28 もし解く者がいない時には、教会では黙っていて、自分に対しまた神に対して語っているべきである。

29 預言をする者の場合にも、ふたりか三人かが語り、ほかの者はそれを吟味すべきである。

30 しかし、席にいる他の者が啓示を受けた場合には、初めの者は黙るがよい。

 この秩序の尊重において、「沈黙」が重要な要素とみなされていることに注目してほしい。

  • もし解く者がいない時には、教会では黙っていて
  • ふたりか三人かが語り、ほかの者はそれを吟味すべきである。(つまり二人か三人かが預言を語り、他の人々は黙って吟味しなさい、という意味である。)
  • 席にいる他の者が啓示を受けた場合には、初めの者は黙るがよい

 だから「女性の沈黙に関する規則」は、同じ文脈の中で語っているこの「秩序の尊重のための沈黙の教え」(特に聖霊の賜物の顕現における秩序の尊重のための沈黙)という枠組みの中で解釈すべきである。特に女性特有の性質、また教会の中で与えられていた女性特有の役割を考慮するとき、使徒パウロが女性信徒を対象にした教えを挿入していたことは何の不思議もないだろう。

 結論を言えば、この女性信徒に対する教えは、文脈の内容と一貫するものであり、使徒パウロ以外の第三者による加筆であると断定しうる根拠は存在しないし、ましてや「忌むべき詐欺行為」と断罪しうる正当性はどこにもない。

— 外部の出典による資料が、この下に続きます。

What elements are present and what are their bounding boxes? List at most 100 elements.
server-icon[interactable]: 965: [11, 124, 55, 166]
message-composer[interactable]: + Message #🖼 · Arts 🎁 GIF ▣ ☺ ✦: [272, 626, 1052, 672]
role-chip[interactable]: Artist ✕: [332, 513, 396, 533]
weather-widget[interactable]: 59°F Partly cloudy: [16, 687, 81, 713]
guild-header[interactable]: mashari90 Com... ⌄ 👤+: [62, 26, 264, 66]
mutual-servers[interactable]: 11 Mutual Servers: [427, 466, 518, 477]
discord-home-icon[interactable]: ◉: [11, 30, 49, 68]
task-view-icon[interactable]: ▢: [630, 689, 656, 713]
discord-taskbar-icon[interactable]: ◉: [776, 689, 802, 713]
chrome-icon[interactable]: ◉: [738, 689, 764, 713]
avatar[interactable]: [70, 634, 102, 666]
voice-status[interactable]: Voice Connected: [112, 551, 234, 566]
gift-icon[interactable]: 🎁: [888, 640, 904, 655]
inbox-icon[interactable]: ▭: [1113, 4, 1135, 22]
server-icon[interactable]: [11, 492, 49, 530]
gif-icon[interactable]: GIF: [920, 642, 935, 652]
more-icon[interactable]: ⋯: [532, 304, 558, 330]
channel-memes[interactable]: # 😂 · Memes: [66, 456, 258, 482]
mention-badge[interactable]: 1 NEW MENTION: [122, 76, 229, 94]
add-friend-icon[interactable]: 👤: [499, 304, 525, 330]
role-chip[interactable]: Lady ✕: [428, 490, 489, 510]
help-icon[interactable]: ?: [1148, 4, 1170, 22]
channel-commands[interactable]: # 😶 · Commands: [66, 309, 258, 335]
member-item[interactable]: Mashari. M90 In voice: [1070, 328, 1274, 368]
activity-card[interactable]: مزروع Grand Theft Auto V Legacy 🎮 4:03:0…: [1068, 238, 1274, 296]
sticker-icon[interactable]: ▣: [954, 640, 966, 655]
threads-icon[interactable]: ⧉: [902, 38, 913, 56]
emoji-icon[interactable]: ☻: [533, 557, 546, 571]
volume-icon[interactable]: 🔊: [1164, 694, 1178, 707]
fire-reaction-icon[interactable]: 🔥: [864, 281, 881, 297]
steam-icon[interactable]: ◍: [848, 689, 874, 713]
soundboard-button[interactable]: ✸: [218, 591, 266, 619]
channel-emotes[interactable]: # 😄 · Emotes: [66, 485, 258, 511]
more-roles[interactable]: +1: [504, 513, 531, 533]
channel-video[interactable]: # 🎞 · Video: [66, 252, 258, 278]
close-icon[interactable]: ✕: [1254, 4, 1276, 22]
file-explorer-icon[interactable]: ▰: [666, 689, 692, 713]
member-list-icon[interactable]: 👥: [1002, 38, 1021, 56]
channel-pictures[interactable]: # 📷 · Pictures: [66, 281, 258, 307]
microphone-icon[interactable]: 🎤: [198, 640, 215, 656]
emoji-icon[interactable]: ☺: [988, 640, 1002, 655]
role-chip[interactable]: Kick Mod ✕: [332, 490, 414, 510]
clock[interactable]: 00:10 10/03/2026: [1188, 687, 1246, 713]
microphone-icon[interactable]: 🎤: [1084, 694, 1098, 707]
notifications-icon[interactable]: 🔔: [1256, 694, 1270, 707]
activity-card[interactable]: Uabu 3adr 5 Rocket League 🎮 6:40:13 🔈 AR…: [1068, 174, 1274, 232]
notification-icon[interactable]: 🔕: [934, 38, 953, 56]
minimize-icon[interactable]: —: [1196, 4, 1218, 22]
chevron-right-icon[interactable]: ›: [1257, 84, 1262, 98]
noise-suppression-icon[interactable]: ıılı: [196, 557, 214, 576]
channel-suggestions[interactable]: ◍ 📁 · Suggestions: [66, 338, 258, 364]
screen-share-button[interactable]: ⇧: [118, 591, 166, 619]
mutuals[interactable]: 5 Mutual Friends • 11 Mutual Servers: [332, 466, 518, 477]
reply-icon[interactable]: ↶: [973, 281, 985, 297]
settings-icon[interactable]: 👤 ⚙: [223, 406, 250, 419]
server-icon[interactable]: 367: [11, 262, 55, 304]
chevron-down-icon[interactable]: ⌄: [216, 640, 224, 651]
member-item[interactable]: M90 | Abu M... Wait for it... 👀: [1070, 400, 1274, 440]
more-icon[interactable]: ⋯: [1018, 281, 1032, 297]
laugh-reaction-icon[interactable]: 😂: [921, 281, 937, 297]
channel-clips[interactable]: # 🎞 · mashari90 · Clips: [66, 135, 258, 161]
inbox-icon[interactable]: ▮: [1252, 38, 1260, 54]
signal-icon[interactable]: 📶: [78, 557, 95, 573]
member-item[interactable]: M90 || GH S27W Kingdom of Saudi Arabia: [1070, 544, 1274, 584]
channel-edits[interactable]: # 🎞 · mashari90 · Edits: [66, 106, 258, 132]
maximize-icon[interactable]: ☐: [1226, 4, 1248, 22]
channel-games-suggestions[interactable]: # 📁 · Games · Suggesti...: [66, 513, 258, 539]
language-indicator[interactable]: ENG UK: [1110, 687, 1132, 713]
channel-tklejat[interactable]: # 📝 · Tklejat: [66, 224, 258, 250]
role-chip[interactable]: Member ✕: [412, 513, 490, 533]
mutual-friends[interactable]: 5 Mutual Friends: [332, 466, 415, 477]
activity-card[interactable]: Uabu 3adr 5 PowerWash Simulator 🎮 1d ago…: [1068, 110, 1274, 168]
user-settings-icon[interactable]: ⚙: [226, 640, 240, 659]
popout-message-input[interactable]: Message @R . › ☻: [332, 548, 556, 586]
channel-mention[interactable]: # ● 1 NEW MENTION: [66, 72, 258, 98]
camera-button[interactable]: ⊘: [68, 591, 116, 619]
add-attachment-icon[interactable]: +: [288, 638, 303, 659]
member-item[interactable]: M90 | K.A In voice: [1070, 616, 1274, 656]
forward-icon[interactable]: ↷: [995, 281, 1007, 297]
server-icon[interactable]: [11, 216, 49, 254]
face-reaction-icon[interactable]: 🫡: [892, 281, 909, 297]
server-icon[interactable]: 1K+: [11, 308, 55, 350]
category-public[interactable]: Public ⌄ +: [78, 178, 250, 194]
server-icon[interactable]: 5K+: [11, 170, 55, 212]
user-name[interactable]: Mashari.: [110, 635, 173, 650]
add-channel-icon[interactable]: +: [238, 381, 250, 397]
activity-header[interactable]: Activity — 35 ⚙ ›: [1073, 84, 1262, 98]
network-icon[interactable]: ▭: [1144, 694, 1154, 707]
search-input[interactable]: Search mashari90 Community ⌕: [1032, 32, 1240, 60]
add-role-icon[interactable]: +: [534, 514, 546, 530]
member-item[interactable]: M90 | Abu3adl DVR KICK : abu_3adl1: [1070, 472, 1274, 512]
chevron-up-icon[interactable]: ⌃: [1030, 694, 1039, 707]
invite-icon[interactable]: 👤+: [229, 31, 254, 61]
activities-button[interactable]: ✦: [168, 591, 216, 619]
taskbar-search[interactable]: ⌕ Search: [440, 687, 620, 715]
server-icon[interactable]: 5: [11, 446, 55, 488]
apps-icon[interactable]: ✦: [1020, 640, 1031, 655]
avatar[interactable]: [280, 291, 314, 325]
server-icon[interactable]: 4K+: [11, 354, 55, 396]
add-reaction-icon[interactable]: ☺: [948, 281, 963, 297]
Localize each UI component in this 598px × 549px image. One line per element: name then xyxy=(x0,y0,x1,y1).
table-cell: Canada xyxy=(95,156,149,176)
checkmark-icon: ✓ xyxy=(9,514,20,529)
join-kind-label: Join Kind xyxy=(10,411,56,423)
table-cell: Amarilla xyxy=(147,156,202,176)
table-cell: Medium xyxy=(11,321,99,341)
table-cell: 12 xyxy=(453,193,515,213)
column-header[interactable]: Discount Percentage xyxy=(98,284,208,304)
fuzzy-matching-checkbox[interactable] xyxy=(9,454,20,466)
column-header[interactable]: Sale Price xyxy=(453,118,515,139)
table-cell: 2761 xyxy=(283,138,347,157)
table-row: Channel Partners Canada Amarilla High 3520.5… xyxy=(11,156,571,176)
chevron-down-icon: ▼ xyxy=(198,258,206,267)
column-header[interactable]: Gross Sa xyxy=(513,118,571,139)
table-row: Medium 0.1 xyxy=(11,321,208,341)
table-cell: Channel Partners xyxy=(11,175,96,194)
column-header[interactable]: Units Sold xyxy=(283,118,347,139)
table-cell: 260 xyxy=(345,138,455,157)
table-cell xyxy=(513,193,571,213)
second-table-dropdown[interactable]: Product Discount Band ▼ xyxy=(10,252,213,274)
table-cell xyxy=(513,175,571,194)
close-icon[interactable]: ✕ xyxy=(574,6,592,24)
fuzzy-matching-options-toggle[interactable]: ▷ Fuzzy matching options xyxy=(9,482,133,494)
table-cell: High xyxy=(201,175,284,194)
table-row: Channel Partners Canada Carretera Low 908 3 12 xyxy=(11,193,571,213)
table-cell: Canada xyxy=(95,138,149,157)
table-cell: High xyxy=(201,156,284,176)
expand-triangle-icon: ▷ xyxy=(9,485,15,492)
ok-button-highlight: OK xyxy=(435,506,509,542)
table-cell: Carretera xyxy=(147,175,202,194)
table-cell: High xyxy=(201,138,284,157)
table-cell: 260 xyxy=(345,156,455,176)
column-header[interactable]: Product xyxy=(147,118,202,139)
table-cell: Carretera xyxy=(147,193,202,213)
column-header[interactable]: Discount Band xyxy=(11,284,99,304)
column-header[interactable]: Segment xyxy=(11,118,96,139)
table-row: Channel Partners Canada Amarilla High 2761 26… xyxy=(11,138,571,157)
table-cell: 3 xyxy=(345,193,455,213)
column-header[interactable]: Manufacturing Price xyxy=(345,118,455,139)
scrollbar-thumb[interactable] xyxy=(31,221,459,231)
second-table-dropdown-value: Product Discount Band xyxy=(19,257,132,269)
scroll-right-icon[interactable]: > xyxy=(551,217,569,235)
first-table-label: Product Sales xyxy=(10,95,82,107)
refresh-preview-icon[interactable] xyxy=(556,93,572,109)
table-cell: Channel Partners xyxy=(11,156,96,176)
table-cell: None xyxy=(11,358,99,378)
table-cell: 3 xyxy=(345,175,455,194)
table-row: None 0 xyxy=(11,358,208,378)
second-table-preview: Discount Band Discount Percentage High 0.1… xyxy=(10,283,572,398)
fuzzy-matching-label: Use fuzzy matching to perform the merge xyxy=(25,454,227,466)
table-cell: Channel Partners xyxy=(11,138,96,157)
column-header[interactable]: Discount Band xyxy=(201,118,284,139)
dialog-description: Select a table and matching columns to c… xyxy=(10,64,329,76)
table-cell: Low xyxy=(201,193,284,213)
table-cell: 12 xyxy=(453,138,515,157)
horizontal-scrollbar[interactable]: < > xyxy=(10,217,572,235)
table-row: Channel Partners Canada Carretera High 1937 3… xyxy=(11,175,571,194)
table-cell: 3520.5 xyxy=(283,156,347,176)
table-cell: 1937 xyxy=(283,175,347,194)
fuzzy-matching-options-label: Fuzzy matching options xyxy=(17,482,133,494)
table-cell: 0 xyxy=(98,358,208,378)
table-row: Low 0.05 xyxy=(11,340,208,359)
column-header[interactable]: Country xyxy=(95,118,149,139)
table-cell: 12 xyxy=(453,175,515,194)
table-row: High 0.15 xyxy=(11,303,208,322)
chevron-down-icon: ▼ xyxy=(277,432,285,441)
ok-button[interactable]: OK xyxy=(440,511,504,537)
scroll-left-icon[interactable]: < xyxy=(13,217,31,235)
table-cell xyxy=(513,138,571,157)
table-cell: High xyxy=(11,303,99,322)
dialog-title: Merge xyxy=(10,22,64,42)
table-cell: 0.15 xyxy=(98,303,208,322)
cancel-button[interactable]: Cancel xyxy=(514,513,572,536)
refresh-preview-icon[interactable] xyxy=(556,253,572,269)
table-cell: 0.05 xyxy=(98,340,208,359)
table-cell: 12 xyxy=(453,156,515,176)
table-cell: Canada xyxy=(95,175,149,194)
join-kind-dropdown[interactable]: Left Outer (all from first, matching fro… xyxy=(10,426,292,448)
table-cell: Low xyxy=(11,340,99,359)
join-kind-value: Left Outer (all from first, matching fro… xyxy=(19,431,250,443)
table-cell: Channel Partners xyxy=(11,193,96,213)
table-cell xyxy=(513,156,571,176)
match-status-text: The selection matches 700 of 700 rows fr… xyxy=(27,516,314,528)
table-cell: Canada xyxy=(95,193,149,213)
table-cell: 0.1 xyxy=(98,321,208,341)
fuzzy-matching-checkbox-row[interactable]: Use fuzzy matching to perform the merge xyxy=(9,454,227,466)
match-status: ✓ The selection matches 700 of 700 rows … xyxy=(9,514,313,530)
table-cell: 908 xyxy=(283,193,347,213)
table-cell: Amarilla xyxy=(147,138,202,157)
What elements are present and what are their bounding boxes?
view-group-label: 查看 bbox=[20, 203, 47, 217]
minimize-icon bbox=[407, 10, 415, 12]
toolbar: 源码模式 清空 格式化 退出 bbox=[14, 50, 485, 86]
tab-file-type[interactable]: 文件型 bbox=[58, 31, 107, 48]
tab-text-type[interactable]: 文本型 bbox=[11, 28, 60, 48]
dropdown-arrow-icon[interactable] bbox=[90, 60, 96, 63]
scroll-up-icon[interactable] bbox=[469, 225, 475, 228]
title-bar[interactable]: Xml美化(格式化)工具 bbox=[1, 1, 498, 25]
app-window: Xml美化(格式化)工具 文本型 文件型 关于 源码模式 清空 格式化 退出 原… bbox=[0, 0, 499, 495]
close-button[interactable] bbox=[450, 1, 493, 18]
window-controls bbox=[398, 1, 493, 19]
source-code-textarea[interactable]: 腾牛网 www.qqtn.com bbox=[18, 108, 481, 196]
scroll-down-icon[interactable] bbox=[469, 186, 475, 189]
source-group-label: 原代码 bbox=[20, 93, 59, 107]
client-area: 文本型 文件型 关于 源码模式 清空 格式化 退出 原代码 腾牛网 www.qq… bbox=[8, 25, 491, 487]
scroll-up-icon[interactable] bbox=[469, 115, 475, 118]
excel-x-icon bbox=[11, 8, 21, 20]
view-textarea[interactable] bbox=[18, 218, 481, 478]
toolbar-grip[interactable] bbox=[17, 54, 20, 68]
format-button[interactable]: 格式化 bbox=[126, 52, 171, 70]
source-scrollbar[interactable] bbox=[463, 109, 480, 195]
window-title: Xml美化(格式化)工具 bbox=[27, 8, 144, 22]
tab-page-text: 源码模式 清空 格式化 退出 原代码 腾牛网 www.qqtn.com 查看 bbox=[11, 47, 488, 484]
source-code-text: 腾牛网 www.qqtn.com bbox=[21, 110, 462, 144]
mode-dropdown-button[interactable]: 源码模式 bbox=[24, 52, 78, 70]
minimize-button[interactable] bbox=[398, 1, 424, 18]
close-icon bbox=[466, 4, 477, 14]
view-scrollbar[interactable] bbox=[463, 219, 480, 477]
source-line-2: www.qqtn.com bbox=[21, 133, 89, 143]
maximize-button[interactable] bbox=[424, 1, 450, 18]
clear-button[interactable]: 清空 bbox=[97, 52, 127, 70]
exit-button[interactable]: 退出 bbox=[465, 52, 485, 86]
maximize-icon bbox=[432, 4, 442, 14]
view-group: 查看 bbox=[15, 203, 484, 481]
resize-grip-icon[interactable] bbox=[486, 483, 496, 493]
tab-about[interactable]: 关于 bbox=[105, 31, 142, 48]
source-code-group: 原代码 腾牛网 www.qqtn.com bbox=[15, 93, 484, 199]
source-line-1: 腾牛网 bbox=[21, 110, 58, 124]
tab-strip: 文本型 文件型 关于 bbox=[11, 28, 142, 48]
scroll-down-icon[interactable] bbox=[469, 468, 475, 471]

 また『第一テモテの手紙』2章の教えとの一貫性を根拠に、この部分が二世紀の加筆であるという意見は、「『第一テモテの手紙』が使徒パウロによって書かれたものでない」という一つの意見を前提とする主張である。

Ⅰテモテ2:11-12

11 女は静かにしていて、万事につけ従順に教を学ぶがよい。

12 女が教えたり、男の上に立ったりすることを、わたしは許さない。むしろ、静かにしているべきである。

 しかしその前提を誤りだとする神学的立場にとっては、その一貫性はむしろ、使徒パウロの教えが、時代や状況によって変化しない神の真理から来るものであることを証明するものである。

 14章の女性に対するこの教えには、男性・女性問わず全ての人間が共通してもつ脆弱な性質に対する、聖なる神の絶対的な視点が根底にあると思う。私たちの生まれながらの性質は、神による権威を否定し、彼の秩序や調和を疎んじ、彼が引いた境界線を越えようとする。そのような弱さをもつ人間が、立ち止まり、いるべき場所に戻り、与えられた役割をなすことができるための、神が備えてくださった「標識」と言えるのではないだろうか。

ヤコブ3:1-2

1 わたしの兄弟たちよ。あなたがたのうち多くの者は、教師にならないがよい。わたしたち教師が、他の人たちよりも、もっときびしいさばきを受けることが、よくわかっているからである。

2 わたしたちは皆、多くのあやまちを犯すものである。もし、言葉の上であやまちのない人があれば、そういう人は、全身をも制御することのできる完全な人である。 

エペソ4:29-30

29 悪い言葉をいっさい、あなたがたの口から出してはいけない。必要があれば、人の徳を高めるのに役立つような言葉を語って、聞いている者の益になるようにしなさい。

30 神の聖霊を悲しませてはいけない。あなたがたは、あがないの日のために、聖霊の証印を受けたのである。